What you were ruminating, indeed puzzling about was this: how can a transceiver simultaneously receive and transmit a signal? (This is what a repeater does, as all y'all will recall.) Won't the incoming and outgoing signals run into each other and tear a hole in the universe through which might enter we don't know what? Ah, I didn't tell you one thing.

The repeater receives on one frequency and transmits on another. That way, we don't disturb the Force.

When I am listening to the repeater frequency on my HT, the unit is set at frequency X. When I press the button to send or transmit, the unit automatically shifts the frequency 600 hz up or down, depending on the protocol for that particular part of the band, for the length of my transmission. This frequency change is called an "offset". Similarly (congruently?), when the repeater recieves my signal on my transmitting frequency, it retransmits it on the frequency where I was doing my listening (and where everyone else listens.) Isn't that cool?

Furthermore, since repeater frequencies are finite and there are many repeaters, some repeaters are near enough each other that they can interfer with one another. So each repeater can require a particular "tone" before it allows one's signal to enter and be re-transmitted. So, when I program my HT for a particular repeater, I am required to determine whether that repeater requires an initial tone (some do not). If so, then I program my HT not only with the receive frequency and the transmit "offset" but also with the tone, which tone my HT transmits at the beginning of my transmission so quickly that only the repeater hears it. Way cool.
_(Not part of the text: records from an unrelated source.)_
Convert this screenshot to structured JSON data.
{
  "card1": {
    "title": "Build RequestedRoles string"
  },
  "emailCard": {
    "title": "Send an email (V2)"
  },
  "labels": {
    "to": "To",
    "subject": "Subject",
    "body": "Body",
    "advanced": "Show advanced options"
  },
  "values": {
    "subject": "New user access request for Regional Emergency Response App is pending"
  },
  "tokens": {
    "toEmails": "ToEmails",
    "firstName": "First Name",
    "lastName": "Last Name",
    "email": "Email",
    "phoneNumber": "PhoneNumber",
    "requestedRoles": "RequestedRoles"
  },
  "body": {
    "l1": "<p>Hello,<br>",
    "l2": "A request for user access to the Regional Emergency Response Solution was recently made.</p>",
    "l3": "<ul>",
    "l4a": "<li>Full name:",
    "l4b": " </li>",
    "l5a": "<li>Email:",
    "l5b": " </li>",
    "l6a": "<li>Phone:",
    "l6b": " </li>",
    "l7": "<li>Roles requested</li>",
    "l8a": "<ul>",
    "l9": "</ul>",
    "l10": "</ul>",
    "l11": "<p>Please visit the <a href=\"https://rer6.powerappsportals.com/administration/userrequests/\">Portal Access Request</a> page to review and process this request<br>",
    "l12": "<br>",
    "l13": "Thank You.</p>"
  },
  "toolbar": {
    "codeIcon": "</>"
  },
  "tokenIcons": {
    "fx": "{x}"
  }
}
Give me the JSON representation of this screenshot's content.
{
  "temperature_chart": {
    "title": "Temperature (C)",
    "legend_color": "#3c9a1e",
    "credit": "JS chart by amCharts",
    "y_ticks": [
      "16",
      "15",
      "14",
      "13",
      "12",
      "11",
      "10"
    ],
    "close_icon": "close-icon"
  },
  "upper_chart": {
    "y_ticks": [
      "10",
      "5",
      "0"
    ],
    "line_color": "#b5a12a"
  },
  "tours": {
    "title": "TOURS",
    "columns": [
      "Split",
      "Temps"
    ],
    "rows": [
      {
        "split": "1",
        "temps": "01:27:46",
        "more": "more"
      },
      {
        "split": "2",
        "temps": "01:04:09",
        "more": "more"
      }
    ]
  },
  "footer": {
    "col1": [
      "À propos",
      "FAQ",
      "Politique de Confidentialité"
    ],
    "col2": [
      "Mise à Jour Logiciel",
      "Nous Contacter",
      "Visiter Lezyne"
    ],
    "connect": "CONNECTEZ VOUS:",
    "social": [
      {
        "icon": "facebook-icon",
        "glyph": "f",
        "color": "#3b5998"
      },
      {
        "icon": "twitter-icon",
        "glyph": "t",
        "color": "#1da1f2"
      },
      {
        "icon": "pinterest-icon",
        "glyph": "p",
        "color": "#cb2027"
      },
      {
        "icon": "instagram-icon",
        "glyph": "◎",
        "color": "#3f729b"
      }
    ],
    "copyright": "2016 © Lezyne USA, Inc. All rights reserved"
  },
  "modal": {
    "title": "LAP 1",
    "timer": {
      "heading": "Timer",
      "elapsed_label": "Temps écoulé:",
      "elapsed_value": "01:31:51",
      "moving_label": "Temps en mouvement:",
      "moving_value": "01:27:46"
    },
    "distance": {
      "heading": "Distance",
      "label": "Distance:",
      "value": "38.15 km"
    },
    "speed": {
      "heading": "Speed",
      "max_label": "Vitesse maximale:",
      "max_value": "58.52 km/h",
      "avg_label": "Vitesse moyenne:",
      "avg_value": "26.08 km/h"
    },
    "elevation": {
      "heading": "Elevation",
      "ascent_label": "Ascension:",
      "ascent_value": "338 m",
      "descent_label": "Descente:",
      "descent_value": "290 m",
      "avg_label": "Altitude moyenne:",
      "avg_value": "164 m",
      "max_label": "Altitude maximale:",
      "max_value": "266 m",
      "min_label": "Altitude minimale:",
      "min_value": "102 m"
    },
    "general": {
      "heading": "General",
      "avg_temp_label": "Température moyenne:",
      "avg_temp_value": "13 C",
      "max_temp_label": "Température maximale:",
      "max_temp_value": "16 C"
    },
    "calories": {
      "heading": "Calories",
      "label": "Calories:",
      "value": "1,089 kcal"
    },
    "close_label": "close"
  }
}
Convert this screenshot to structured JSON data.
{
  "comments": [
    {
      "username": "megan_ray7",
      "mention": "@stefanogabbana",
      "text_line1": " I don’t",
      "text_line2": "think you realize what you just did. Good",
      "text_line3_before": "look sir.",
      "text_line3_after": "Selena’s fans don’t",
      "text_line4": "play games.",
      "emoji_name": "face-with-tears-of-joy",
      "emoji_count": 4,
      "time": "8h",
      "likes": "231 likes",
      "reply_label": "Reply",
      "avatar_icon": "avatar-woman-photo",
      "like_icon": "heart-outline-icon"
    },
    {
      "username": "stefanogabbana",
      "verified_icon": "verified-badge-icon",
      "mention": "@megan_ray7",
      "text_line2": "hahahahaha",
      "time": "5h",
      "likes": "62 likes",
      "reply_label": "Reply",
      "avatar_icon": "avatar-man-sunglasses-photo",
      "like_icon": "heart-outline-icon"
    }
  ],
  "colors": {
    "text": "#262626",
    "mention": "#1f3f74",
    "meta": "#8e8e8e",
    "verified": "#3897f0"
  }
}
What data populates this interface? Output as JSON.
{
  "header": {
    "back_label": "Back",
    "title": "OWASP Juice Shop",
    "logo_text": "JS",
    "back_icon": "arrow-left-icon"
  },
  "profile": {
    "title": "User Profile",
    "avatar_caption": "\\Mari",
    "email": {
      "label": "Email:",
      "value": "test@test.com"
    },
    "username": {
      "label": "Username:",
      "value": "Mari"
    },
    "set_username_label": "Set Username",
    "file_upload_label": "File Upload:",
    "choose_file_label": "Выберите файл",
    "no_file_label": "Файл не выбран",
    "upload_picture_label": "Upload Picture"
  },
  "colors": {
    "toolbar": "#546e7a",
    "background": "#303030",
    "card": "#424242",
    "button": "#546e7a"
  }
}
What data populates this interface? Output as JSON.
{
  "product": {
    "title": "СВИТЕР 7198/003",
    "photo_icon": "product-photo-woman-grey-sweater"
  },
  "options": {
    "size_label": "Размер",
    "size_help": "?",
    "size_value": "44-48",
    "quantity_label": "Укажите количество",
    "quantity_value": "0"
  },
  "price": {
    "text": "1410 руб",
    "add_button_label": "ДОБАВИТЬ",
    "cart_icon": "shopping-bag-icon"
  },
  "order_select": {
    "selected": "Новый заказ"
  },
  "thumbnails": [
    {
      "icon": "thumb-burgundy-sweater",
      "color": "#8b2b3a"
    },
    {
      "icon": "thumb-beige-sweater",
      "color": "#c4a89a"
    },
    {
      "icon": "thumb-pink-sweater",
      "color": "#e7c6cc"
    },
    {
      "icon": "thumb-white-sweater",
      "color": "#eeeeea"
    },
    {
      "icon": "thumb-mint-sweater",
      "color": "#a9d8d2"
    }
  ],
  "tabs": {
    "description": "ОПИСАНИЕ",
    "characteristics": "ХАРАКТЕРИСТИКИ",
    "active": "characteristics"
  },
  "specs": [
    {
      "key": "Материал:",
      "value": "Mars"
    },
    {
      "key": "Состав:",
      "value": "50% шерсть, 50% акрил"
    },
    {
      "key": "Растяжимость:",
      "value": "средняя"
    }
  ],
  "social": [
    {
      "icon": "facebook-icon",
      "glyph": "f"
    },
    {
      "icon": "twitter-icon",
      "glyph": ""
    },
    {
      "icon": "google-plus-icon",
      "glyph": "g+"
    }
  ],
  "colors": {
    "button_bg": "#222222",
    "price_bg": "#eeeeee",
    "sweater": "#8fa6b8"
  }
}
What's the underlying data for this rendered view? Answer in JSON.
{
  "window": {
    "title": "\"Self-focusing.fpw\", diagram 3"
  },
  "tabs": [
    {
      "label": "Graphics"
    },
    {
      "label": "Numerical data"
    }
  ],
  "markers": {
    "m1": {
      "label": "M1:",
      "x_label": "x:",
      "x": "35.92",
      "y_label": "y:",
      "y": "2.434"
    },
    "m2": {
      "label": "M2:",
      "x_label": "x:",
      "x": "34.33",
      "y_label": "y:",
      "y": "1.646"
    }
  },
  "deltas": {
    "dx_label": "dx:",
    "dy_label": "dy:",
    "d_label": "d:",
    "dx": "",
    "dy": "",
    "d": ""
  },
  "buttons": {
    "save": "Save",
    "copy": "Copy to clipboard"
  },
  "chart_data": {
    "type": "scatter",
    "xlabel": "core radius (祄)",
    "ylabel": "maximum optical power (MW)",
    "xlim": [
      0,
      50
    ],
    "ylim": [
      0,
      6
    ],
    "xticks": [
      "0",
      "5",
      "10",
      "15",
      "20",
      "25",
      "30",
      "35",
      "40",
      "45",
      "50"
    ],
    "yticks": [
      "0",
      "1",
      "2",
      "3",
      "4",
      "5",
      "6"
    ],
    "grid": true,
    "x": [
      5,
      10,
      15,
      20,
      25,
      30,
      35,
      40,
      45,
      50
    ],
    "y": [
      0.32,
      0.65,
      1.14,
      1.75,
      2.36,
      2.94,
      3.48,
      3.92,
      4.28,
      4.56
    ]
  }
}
Some repeaters are connected to the internet. One can reach such a repeater through his PC and, by way of VOIP, transmit and receive from the repeater itself. The repeater I use most frequently is so connected to the internet. Often at night when I am listening on my HT, my base transceiver, or the transceiver I have in my car, I will hear people from all over the world transmit from the repeater who have reached it not by way of their own transceiver but via the internet.